Senate Majority Leader Mitch McConnell announced on Monday (12 December) that he supports a congressional investigation into reports that Russian hackers attempted to influence the presidential election in favour of Donald Trump. The announcement is at odds with President-elect Trump, who has pushed back against the CIA report and claimed it was the work of Democrats.
McConnell told reporters that a Senate intelligence panel plans to investigate the suspected interference by Moscow. "The Russians are not our friends," McConnell said during a scheduled year-end news conference, CNN reported. "I think we ought to approach all of these issues on the assumption the Russians do not wish us well."
An earlier report by The Washington Post reported that McConnell allegedly dismissed intelligence reports this autumn that claimed Russia was attempting to influence the election in Trump's favour.
Yet in his news conference, McConnell praised the US intelligence community, saying he has "the highest confidence in the intelligence community, and especially that Central Intelligence Agency".
McConnell's announcement comes a day after a bipartisan group of four senators called for an investigation into the CIA's findings regarding Russia's attempt to influence the race. According to The Washington Post, members of both parties called for a joint House-Senate inquiry that would release any findings publicly, while others suggested creating an independent commission.
The Senate majority leader, however, said that any investigation by Congress would follow "regular order" through the existing committee structure. "This simply cannot be a partisan issue," said McConnell said, adding that the intelligence committee "is more than capable of conducting a complete review of this matter".

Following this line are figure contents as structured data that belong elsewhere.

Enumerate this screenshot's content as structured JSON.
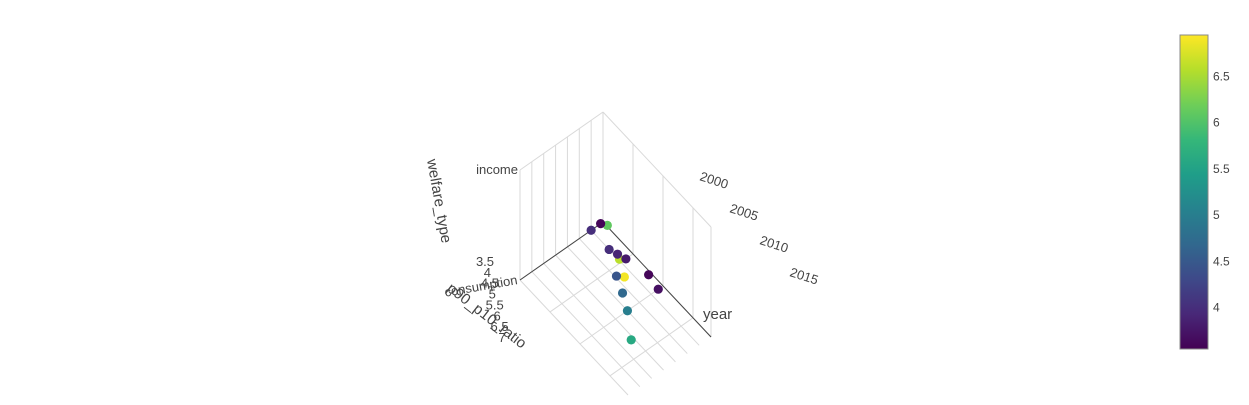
{
  "chart_data": {
    "type": "scatter",
    "subtype": "scatter3d",
    "title": "",
    "axes": {
      "x": {
        "title": "year",
        "ticks": [
          "2000",
          "2005",
          "2010",
          "2015"
        ]
      },
      "y": {
        "title": "p90_p10_ratio",
        "ticks": [
          "3.5",
          "4",
          "4.5",
          "5",
          "5.5",
          "6",
          "6.5",
          "7"
        ]
      },
      "z": {
        "title": "welfare_type",
        "ticks": [
          "consumption",
          "income"
        ]
      }
    },
    "colorbar": {
      "colorscale": "viridis",
      "range": [
        3.55,
        6.95
      ],
      "ticks": [
        "4",
        "4.5",
        "5",
        "5.5",
        "6",
        "6.5"
      ]
    },
    "points": [
      {
        "year": 2011,
        "p90_p10_ratio": 6.1,
        "welfare_type": "income",
        "color_value": 6.1
      },
      {
        "year": 2015,
        "p90_p10_ratio": 6.6,
        "welfare_type": "income",
        "color_value": 6.6
      },
      {
        "year": 2017,
        "p90_p10_ratio": 6.9,
        "welfare_type": "income",
        "color_value": 6.9
      },
      {
        "year": 2000,
        "p90_p10_ratio": 3.6,
        "welfare_type": "consumption",
        "color_value": 3.6
      },
      {
        "year": 2004,
        "p90_p10_ratio": 3.9,
        "welfare_type": "consumption",
        "color_value": 3.9
      },
      {
        "year": 2005,
        "p90_p10_ratio": 3.8,
        "welfare_type": "consumption",
        "color_value": 3.8
      },
      {
        "year": 2008,
        "p90_p10_ratio": 3.6,
        "welfare_type": "consumption",
        "color_value": 3.6
      },
      {
        "year": 2010,
        "p90_p10_ratio": 3.7,
        "welfare_type": "consumption",
        "color_value": 3.7
      },
      {
        "year": 2000,
        "p90_p10_ratio": 4.0,
        "welfare_type": "consumption",
        "color_value": 4.0
      },
      {
        "year": 2003,
        "p90_p10_ratio": 4.0,
        "welfare_type": "consumption",
        "color_value": 4.0
      },
      {
        "year": 2006,
        "p90_p10_ratio": 4.45,
        "welfare_type": "consumption",
        "color_value": 4.45
      },
      {
        "year": 2008,
        "p90_p10_ratio": 4.7,
        "welfare_type": "consumption",
        "color_value": 4.7
      },
      {
        "year": 2010,
        "p90_p10_ratio": 5.0,
        "welfare_type": "consumption",
        "color_value": 5.0
      },
      {
        "year": 2013,
        "p90_p10_ratio": 5.6,
        "welfare_type": "consumption",
        "color_value": 5.6
      }
    ]
  }
}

According to the Post, House Speaker Paul Ryan also dismissed any notion of a special committee, as the intelligence committee is "already working diligently on the cyber threats posed by foreign governments and terrorist organisations".
However, Ryan also pushed back on any doubts surrounding Trump's win. "Exploiting the work of our intelligence community for partisan purposes does a grave disservice and potentially jeopardises national security," he said in a statement.
"As we work to protect our democracy from foreign influence, we should not cast doubt on the clear and decisive outcome of this election."
Meanwhile, Trump continued to dismiss intelligence reports via Twitter. "Unless you catch 'hackers' in the act, it is very hard to determine who was doing the hacking. Why wasn't this brought up before election?" he tweeted on 12 December.
The president-elect appeared to ignore the fact that the US government officially implicated Russia in attempting to interfere in the 2016 elections through a hacking campaign back in October.